The optical constants of the YbF₃ films from 2000 nm to 12,000 nm are shown in Figure 7. The optical constants changed abruptly around 2900 nm and 6100 nm. As mentioned, this phenomenon is caused by the moisture adsorption. Meanwhile, the packing density increases with the increasing ion energy, resulting in a higher refractive index. It can be seen from Figure 7 that the extinction coefficient decreases with increasing ion energy, which implies that the films with a higher packing density may absorb little moisture. It can be concluded that high-energy ion-assisted deposition is an effective way to remove the moisture adsorption. Moreover, the extinction coefficient of the film prepared at a higher ion energy is low, which is significant for fabricating low-loss optical coatings.
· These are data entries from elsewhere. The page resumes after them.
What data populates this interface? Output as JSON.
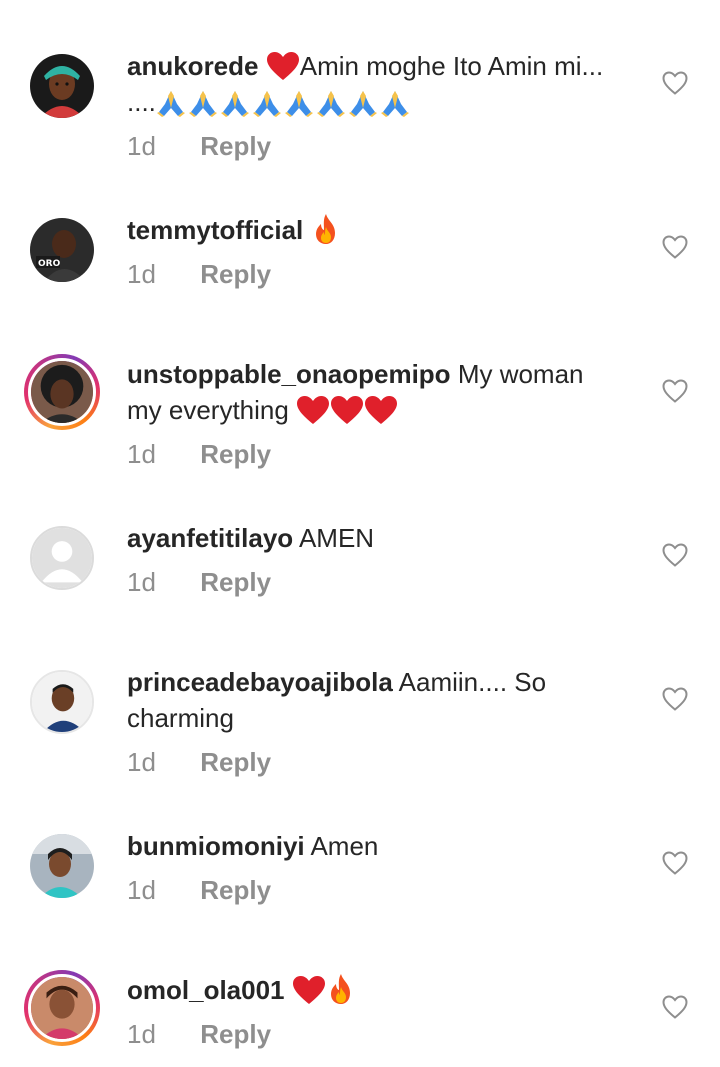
{
  "comments": [
    {
      "username": "anukorede",
      "text_after": "Amin moghe Ito Amin mi...",
      "line2_prefix": "....",
      "time": "1d",
      "reply_label": "Reply",
      "avatar_icon": "avatar-photo-woman-headwrap"
    },
    {
      "username": "temmytofficial",
      "time": "1d",
      "reply_label": "Reply",
      "avatar_icon": "avatar-photo-man-logo"
    },
    {
      "username": "unstoppable_onaopemipo",
      "text": "My woman",
      "line2": "my everything",
      "time": "1d",
      "reply_label": "Reply",
      "avatar_icon": "avatar-photo-woman-story-ring"
    },
    {
      "username": "ayanfetitilayo",
      "text": "AMEN",
      "time": "1d",
      "reply_label": "Reply",
      "avatar_icon": "default-avatar-icon"
    },
    {
      "username": "princeadebayoajibola",
      "text": "Aamiin.... So",
      "line2": "charming",
      "time": "1d",
      "reply_label": "Reply",
      "avatar_icon": "avatar-photo-man"
    },
    {
      "username": "bunmiomoniyi",
      "text": "Amen",
      "time": "1d",
      "reply_label": "Reply",
      "avatar_icon": "avatar-photo-woman-car"
    },
    {
      "username": "omol_ola001",
      "time": "1d",
      "reply_label": "Reply",
      "avatar_icon": "avatar-photo-woman-story-ring"
    }
  ],
  "colors": {
    "text": "#262626",
    "secondary": "#8e8e8e",
    "heart_red": "#ed4956",
    "story_ring": "#e1306c"
  }
}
The surface shape of the YbF₃ films is shown in Figure 8. The surface shape of the substrates maintains a positive curvature, while the value of the radius of curvature of the spherical surface increases after coating. This means that the YbF₃ films exhibited tensile stress. The values of the total residual stress of the YbF₃ films deposited at different ion energy are 0.101 GPa, 0.106 GPa and 0.146 GPa, respectively. The total residual stress is expressed as follows:

$${\sigma }_{\mathrm{tot}}={\sigma }_{\mathrm{int}}+{\sigma }_{\mathrm{the}}+{\sigma }_{\mathrm{ext}}$$

(8)

where σ_tot, σ_int, σ_the and σ_ext denote total residual stress, intrinsic stress, thermal stress and extrinsic stress, respectively. The σ_tot is affected by many factors. Firstly, as the films are deposited at the same temperature, the difference in σ_the is small. Secondly, the packing density of the film increases with increasing ion energy, which will lead to the decrease in tensile stress. Finally, the disappearance of absorbed water will change the mechanical properties of the film and increase the tensile stress of the film [32]. Since the total residual stress increases with increasing ion energy, the stress caused by the moisture adsorption may play an important role in the variation of the residual stress.

4. Conclusions

The YbF₃ films were prepared by ion-assisted deposition at different ion energies. The SEM measurement indicates that the surface of the YbF₃ films is continuous and smooth. The XRD patterns show that the YbF₃ films exhibit an amorphous structure. The XPS results reveal that ion assistance could result in the loss of the F ion and lead to the absorption of Yb²⁺ ions below 400 nm. The optical constants of the film are obtained as the ideal fitting results of the optical spectra. The residual stress increases with increasing ion energy, which implies that the moisture absorption has a great influence on residual stress.